I had never read Dunbar’s The Sport of the Gods before a few days ago, and had never seriously read Dunbar at all.  (I know, I know, shameful for someone getting a PhD in English and specializing in black literature.)  William Andrews provides an informative introduction to the novel in the Signet Classic edition.  I didn’t realize that this was Dunbar’s last work, or that he had died so young (at the age of 33 from tuberculosis in 1906).

The novel is a captivating story about the Hamiltons, a Southern black family who suffers a grave injustice when the hardworking devoted family patriarch, Berry Hamilton, is accused of stealing money from Maurice Oakley, the white landowner for whom they worked.   When Berry is thrown in jail, the rest of his family is shamed and ostracized from their community, and unable to  find any work because of Berry’s conviction.  Eventually they give up and decide to move to New York City and start a new life.
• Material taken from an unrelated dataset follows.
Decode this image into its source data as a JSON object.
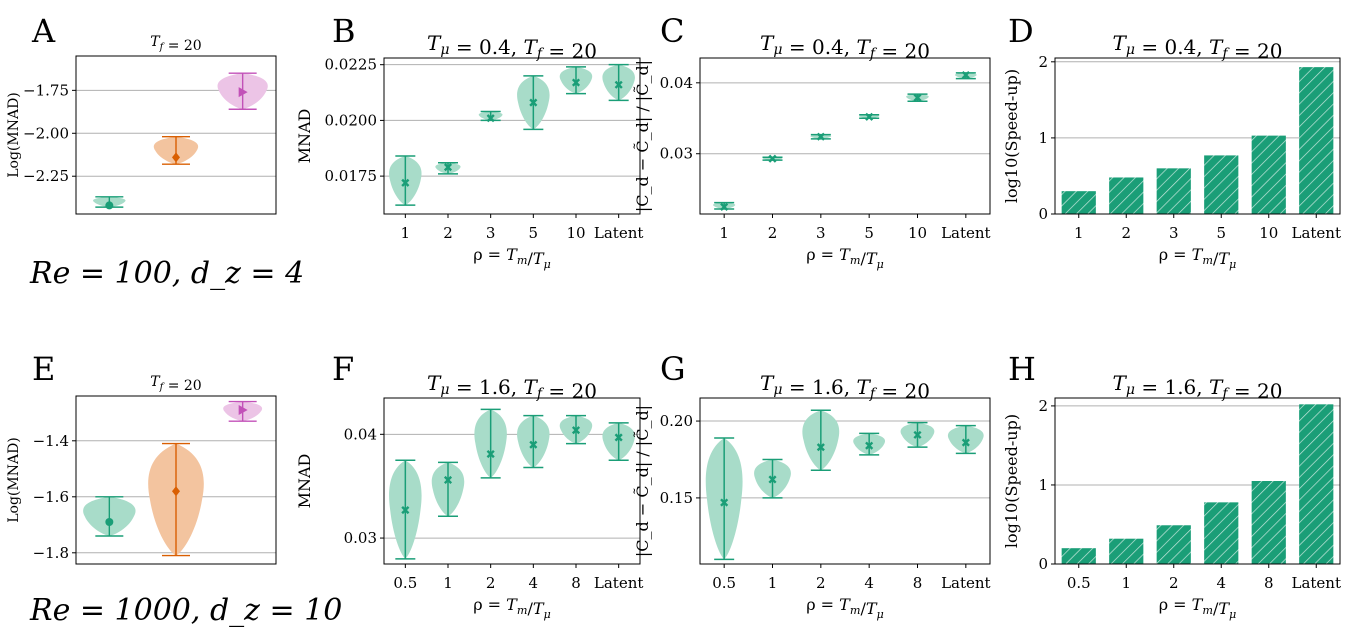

Sport of the Gods is in itself an early document of the “great migration” of blacks from the South to Northern cities beginning around the turn of the century.  As a novel about New York, it is a compelling snapshot of  pre-Harlem black life.  It is set in “the Tenderloin,” the district of Midtown Manhattan where some black New Yorkers settled in the mid to late 1800s.  As a naturalist novel it illustrates the legal and cultural grip that white supremacy had on the lives of blacks in the North and South, and shows how racism polluted the consciousness of black and white America alike. And in its darker moments the novel foreshadows the plague of violence and despair that would riddle black inner cities throughout the 20th century.

I’ve avoided Dunbar’s writing in the past, mainly because dialect writing has never really appealed to me.  I’ve found it laborious to wade through all the phonetic representations of black English.  (That’s one reason why I’ve never been all that fond of Zora Neale Hurston’s Their Eyes Were Watching God either.) However, reading Sport of the Gods I can see why Dunbar is considered a master of the style.  I could recognize some of those country pronunciations from my own Southern upbringing, and I was impressed with his ability to convey them into written English.  That said, I wonder how the book would read to someone who does not have that context.  (This is always a concern for the teacher of literature.  How will students respond to a text without the cultural background and/or extensive reading experience that makes novels pleasurable for us as literary scholars?)

All in all, I’m glad I took the time to knock this “classic” off my embarrassing list of books I should have read a long time ago.